If the perishable son of time has produced an imperishable work, how short his own life seems compared with that of his child! He is like Semela or Maia—a mortal mother who gave birth to an immortal son; or, contrarily, he is like Achilles in regard to Thetis. What a contrast there is between what is fleeting and what is permanent! The short span of a man’s life, his necessitous, afflicted, unstable existence, will seldom allow of his seeing even the beginning of his immortal child’s brilliant career; nor will the father himself be taken for that which he really is. It may be said, indeed, that a man whose fame comes after him is the reverse of a nobleman, who is preceded by it.
However, the only difference that it ultimately makes to a man to receive his fame at the hands of contemporaries rather than from posterity is that, in the former case, his admirers are separated from him by space, and in the latter by time. For even in the case of contemporary fame, a man does not, as a rule, see his admirers actually before him. Reverence cannot endure close proximity; it almost always dwells at some distance from its object; and in the presence of the person revered it melts like butter in the sun. Accordingly, if a man is celebrated with his contemporaries, nine-tenths of those amongst whom he lives will let their esteem be guided by his rank and fortune; and the remaining tenth may perhaps have a dull consciousness of his high qualities, because they have heard about him from remote quarters. There is a fine Latin letter of Petrarch’s on this incompatibility between reverence and the presence of the person, and between fame and life.
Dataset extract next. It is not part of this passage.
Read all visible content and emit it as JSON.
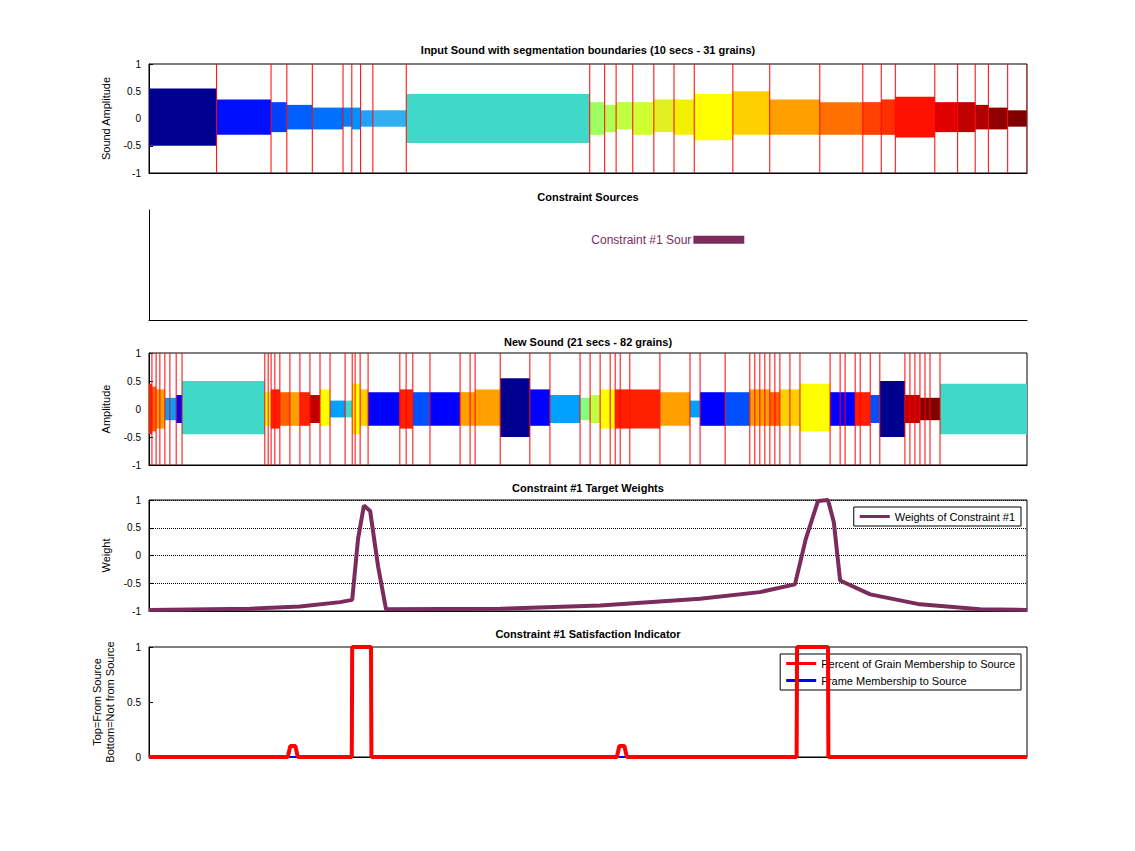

It comes second in his Epistolae familiares?[1] and it is addressed to Thomas Messanensis. He there observes, amongst other things, that the learned men of his age all made it a rule to think little of a man’s writings if they had even once seen him.
[Footnote 1: In the Venetian edition of 1492.]
Since distance, then, is essential if a famous man is to be recognized and revered, it does not matter whether it is distance of space or of time. It is true that he may sometimes hear of his fame in the one case, but never in the other; but still, genuine and great merit may make up for this by confidently anticipating its posthumous fame. Nay, he who produces some really great thought is conscious of his connection with coming generations at the very moment he conceives it; so that he feels the extension of his existence through centuries and thus lives with posterity as well as for it. And when, after enjoying a great man’s work, we are seized with admiration for him, and wish him back, so that we might see and speak with him, and have him in our possession, this desire of ours is not unrequited; for he, too, has had his longing for that posterity which will grant the recognition, honor, gratitude and love denied by envious contemporaries.